Sin embargo, la verdadera revolución en los transportes vino dada por el


ferrocarril. La creación de la red ferroviaria española se caracterizó por dos
elementos: aportación de capitales sobre todo extranjeros (franceses) y la subvención
del Estado. En 1848 se inauguró la primera línea (Barcelona-Mataró), pero el gran
desarrollo comenzó a partir de la Ley General de Ferrocarriles de 1855, que
estimuló la construcción de la red con un diseño radial teniendo Madrid como centro
y con un ancho de vía mayor que el del resto de Europa.

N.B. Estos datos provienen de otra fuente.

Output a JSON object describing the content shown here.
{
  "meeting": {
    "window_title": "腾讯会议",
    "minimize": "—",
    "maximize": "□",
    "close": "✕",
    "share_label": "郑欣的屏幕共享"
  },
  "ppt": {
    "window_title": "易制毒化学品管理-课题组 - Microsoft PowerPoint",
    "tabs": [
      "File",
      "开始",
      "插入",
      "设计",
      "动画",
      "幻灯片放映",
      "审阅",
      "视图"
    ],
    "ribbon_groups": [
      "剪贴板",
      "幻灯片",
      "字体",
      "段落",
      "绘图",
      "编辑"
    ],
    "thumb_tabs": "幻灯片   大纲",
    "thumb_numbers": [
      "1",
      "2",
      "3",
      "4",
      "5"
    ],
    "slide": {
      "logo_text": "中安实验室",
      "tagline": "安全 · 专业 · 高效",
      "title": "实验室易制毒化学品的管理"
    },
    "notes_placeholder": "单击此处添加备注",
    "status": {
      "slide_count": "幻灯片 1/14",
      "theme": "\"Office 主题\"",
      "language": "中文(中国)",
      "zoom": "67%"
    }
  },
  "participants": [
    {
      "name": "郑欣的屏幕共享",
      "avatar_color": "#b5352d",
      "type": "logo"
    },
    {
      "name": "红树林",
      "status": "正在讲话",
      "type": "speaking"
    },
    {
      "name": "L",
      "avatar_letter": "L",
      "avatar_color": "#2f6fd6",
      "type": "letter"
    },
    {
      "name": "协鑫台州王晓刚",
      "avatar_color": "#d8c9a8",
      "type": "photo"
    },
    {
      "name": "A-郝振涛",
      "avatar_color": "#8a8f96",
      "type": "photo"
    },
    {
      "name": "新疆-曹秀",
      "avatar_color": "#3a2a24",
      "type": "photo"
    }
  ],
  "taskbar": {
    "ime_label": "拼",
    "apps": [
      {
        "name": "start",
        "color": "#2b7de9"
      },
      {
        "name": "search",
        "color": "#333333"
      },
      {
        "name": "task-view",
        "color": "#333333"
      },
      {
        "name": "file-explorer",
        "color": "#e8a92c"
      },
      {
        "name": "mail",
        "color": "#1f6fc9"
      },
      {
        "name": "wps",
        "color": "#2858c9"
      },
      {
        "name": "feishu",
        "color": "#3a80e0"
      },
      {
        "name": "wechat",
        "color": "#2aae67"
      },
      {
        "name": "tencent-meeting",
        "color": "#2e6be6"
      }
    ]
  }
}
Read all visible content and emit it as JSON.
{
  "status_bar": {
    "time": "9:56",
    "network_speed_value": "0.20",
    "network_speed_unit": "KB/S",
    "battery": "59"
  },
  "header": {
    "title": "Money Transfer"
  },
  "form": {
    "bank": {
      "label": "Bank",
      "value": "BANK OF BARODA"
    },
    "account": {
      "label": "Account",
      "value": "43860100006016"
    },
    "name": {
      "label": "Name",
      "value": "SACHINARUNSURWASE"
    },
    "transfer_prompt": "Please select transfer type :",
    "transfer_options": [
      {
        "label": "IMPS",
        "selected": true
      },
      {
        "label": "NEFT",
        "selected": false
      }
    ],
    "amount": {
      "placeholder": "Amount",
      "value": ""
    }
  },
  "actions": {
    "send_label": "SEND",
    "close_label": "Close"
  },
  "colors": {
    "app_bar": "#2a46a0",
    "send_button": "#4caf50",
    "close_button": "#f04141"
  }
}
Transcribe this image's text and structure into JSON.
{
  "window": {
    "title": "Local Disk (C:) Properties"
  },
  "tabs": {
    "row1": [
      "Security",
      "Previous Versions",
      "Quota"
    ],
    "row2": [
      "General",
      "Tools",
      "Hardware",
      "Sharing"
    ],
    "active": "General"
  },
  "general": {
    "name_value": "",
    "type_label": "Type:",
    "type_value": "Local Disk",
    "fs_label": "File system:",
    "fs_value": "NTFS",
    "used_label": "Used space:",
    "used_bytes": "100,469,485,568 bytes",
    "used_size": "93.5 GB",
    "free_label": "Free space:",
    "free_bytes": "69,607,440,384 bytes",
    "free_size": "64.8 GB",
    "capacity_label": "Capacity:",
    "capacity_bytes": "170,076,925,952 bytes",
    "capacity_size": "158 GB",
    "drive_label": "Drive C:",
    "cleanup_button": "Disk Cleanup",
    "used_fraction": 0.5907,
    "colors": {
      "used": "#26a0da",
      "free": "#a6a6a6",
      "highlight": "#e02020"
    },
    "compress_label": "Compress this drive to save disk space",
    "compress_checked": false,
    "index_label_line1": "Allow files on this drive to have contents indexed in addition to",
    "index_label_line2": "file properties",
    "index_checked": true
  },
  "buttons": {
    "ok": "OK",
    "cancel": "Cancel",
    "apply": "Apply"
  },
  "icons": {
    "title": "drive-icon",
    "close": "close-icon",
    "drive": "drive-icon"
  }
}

Este gran desarrollo del ferrocarril permitió un cierto desarrollo del mercado
interior, aunque este seguía siendo débil debido al escaso poder adquisitivo de la
población y el limitado y localizado desarrollo industrial del país.

Para financiar la construcción del ferrocarril como en el resto de la economía


española también tenemos que citar la Ley de Bancos de emisión y sociedades
de crédito de 1856, que permitió la creación de nuevos bancos (Banco Santander,
Banco de Bilbao…). También se modernizó el sistema monetario con la creación en
1868 de una nueva unidad monetaria, la peseta, que sustituyó al antiguo real.